On March 14, 2017, the Company entered into an agreement with Quintana Shipping Ltd, or Quintana, to acquire fourteen vessels. As consideration, we will issue 14.5 million common shares to Quintana and assume the vessels' corresponding debt of approximately $262.7 million. The vessels will be owned by a newly-established wholly-owned non-recourse subsidiary. According to binding term sheets we have entered into with the lenders with respect to the acquired vessels, we have negotiated a $17.4 million down-payment of the debt in exchange for no mandatory debt repayment until July 2019. In the period prior to July 2019, a cash sweep mechanism is put in place whereby if certain conditions are met, we will pay down on the deferred repayment amount of $40.5 million. The average interest rate of the debt to be assumed in connection with the acquisition of the vessels is LIBOR plus 3.1% margin and ordinary debt repayments, following the end of the waiver period in July 2019, will amount to $5.8 million per quarter. Pursuant to the loan agreements we expect to enter into, our wholly-owned non-recourse subsidiary which will own the acquired vessels will be prohibited from paying dividends to us. During the waiver period through June 2019, we will be required under the expected loan agreements to satisfy financial covenants including $10 million minimum cash and 105% minimum value covenant. Following the waiver period, the financial covenants under these loans will include 25% market adjusted equity, $10 million minimum cash and 125-135% minimum value covenant. In addition, we have granted customary registration rights with respect to the shares issued to Quintana. The aggregate of 14.5 million common shares to be issued in consideration for the acquired vessels will be issued gradually upon delivery of each of the vessels. The closing of the acquisition is subject to customary conditions to closing and entry into final binding loan agreements, substantially in accordance with the binding term sheets we have entered into.

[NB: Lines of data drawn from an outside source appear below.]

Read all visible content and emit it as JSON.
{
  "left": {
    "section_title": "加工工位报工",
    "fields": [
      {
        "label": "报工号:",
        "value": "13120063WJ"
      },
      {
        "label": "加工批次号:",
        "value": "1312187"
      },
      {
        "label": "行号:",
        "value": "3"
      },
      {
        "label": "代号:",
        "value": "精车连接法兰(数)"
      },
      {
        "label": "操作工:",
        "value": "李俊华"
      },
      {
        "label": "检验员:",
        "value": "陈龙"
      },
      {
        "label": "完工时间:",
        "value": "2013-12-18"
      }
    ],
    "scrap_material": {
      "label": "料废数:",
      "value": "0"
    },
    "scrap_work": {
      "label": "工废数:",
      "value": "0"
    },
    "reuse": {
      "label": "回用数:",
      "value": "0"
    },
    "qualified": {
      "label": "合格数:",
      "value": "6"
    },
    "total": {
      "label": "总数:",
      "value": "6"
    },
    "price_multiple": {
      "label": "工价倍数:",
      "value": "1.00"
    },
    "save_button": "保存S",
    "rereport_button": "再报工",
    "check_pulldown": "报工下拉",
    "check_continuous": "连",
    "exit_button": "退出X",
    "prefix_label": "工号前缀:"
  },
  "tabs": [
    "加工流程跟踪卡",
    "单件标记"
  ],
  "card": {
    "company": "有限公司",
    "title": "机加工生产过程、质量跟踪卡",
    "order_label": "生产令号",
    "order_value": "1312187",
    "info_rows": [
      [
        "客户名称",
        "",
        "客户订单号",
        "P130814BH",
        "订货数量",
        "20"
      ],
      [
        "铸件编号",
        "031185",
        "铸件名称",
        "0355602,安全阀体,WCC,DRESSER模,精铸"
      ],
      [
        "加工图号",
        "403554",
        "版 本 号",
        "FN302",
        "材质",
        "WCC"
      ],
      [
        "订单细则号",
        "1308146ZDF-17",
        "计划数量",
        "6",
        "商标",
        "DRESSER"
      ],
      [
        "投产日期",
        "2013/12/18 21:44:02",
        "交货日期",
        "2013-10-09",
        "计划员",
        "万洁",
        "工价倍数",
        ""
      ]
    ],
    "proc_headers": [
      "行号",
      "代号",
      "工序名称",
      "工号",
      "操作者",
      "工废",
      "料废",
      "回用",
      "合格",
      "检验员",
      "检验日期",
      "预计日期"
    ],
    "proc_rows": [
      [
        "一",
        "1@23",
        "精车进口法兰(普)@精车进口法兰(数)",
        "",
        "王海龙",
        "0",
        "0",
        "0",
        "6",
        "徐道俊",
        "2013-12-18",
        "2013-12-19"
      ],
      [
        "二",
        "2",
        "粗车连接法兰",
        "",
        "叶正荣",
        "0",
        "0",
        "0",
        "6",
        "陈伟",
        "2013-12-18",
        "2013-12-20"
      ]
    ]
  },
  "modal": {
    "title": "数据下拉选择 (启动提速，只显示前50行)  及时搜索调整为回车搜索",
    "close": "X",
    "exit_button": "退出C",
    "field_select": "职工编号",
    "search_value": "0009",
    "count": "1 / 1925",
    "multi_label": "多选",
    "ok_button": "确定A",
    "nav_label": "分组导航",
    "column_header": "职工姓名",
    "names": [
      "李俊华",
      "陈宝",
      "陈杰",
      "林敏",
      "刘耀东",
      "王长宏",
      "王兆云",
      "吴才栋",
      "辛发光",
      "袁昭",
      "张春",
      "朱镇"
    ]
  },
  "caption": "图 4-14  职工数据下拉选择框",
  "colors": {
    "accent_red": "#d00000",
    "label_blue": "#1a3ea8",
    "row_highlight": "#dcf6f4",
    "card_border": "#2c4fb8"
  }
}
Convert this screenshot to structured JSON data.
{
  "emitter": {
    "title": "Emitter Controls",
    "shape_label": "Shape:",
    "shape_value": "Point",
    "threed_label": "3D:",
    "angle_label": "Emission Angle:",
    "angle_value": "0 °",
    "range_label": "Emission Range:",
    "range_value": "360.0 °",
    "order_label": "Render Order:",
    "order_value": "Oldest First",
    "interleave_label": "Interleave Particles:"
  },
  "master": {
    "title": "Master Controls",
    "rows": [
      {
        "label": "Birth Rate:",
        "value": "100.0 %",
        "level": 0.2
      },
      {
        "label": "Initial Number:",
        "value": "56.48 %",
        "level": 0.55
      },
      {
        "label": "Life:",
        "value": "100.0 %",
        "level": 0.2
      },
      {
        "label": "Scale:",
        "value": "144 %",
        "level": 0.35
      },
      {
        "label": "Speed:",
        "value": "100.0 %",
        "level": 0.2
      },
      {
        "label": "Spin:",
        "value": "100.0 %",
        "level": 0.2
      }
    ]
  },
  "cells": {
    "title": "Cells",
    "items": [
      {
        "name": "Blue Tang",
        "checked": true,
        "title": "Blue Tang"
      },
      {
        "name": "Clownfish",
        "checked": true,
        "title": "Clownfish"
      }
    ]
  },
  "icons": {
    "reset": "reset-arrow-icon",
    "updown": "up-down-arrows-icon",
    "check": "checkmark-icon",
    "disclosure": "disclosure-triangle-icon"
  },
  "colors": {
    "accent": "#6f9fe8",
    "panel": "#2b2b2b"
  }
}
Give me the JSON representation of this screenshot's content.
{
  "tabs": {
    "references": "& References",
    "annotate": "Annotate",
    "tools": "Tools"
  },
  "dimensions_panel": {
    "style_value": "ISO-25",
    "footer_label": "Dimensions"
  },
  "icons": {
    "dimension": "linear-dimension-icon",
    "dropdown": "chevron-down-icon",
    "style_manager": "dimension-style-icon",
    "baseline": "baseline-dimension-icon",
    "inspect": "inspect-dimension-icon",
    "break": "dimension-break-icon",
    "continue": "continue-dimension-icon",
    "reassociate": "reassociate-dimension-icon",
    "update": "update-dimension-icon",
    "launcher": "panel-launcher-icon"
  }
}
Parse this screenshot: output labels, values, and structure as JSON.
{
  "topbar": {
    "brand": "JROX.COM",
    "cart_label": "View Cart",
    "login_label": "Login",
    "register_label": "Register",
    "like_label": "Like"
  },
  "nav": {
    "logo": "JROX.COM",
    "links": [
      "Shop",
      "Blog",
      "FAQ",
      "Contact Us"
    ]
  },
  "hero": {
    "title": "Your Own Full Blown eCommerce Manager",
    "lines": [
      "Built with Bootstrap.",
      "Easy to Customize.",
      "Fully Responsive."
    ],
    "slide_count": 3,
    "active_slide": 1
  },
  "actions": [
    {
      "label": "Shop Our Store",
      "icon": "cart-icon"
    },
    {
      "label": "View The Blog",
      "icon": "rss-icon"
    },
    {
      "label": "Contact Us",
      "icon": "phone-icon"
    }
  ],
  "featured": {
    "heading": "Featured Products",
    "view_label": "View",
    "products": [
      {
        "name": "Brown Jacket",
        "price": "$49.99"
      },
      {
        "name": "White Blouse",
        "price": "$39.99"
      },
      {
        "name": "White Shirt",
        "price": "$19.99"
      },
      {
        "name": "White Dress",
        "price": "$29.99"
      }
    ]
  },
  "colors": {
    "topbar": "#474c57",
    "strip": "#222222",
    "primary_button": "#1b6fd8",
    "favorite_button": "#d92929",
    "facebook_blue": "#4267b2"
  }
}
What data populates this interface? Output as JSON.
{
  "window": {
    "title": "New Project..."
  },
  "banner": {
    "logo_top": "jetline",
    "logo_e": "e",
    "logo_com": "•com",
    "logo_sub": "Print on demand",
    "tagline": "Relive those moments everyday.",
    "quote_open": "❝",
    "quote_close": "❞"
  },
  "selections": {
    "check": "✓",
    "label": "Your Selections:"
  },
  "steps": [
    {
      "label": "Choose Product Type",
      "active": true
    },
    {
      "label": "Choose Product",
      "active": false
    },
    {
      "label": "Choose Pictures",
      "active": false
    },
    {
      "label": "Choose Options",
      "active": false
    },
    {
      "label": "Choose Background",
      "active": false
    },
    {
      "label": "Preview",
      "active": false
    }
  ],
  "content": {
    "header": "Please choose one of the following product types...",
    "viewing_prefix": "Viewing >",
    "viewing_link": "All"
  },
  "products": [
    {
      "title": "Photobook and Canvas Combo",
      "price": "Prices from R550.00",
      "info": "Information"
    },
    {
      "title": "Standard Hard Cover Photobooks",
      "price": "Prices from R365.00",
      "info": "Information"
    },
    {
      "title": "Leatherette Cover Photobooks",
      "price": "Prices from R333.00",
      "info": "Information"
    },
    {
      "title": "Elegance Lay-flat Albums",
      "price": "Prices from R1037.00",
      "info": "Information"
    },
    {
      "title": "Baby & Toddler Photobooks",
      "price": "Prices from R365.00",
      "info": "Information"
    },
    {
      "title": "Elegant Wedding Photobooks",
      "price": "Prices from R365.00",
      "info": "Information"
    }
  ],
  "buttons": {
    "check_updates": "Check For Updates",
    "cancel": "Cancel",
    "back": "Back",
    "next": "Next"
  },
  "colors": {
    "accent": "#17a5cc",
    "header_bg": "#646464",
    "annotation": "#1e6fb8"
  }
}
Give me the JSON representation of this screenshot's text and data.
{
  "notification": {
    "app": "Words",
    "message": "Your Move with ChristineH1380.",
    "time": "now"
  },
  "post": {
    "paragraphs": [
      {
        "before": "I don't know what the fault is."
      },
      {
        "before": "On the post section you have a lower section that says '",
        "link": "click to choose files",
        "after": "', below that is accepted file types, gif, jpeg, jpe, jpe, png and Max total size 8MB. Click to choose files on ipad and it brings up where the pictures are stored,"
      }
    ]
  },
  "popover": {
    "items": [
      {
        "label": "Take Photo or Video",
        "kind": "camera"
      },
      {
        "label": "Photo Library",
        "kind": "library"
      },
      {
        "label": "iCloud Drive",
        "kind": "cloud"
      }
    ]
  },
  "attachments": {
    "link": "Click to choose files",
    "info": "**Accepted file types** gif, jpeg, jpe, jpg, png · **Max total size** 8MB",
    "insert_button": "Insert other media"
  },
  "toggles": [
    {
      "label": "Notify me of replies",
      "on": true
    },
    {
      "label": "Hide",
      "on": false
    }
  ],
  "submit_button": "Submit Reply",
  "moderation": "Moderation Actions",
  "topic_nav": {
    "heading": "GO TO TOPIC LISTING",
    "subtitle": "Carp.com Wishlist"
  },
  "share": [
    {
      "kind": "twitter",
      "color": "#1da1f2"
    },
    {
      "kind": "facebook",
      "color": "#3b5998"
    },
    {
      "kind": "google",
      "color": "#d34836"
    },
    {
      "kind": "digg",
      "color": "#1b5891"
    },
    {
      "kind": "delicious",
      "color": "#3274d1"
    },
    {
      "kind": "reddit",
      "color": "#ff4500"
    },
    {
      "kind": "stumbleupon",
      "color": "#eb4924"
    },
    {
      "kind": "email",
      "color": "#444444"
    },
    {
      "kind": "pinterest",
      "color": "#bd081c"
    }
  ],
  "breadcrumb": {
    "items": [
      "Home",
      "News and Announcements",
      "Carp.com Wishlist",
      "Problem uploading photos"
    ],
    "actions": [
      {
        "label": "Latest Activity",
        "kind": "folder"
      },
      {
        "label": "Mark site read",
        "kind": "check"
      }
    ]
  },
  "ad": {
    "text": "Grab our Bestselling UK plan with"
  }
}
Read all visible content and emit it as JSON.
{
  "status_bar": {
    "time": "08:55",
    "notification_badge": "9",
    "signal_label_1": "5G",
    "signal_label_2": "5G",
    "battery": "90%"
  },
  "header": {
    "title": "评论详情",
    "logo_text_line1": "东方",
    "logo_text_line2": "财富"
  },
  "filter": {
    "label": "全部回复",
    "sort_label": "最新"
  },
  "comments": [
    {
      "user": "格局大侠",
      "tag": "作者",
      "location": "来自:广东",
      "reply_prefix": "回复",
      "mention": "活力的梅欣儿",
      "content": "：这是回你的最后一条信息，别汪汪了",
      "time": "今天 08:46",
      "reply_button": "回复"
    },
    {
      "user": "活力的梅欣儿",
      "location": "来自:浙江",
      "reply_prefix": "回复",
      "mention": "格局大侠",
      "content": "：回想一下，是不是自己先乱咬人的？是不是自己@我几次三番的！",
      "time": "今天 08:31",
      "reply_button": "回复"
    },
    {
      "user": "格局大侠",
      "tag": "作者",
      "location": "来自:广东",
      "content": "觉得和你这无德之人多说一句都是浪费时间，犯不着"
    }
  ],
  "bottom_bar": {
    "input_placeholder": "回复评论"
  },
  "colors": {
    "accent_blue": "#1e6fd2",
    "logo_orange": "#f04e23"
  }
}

The Company has also agreed, subject to definitive documentation and other customary closing conditions, to acquire two 2017 ice class Panamax vessels from affiliates of Hemen. The two vessels will be owned by a newly-established wholly-owned non-recourse subsidiary, separate from the one that will own the vessels acquired from Quintana. Hemen will issue a seller credit of $22.5 million, non-amortizing until June 2019 and with interest rate of LIBOR plus a margin of 3.0%. We will issue an aggregate of 3.3 million common shares in consideration for the vessels, which will be issued with respect to each vessel upon the delivery of the vessel.

On March 15, 2017 the Company completed an Equity offering at NOK 60 per share (equaling $6.97 at a NOK/USD exchange rate of 8.6078), raising gross proceeds of NOK 516.5 million (approximately $60 million) through the issuance of 8,607,800 shares.

Following the issuance of the shares, the Company will have 114,572,992 issued common shares each having a par value of $0.05. Following issuance of the consideration shares to Quintana and Hemen under the vessel purchase agreements announced on March 14, 2017, the Company will have 132,372,992 issued common shares each having a par value of $0.05.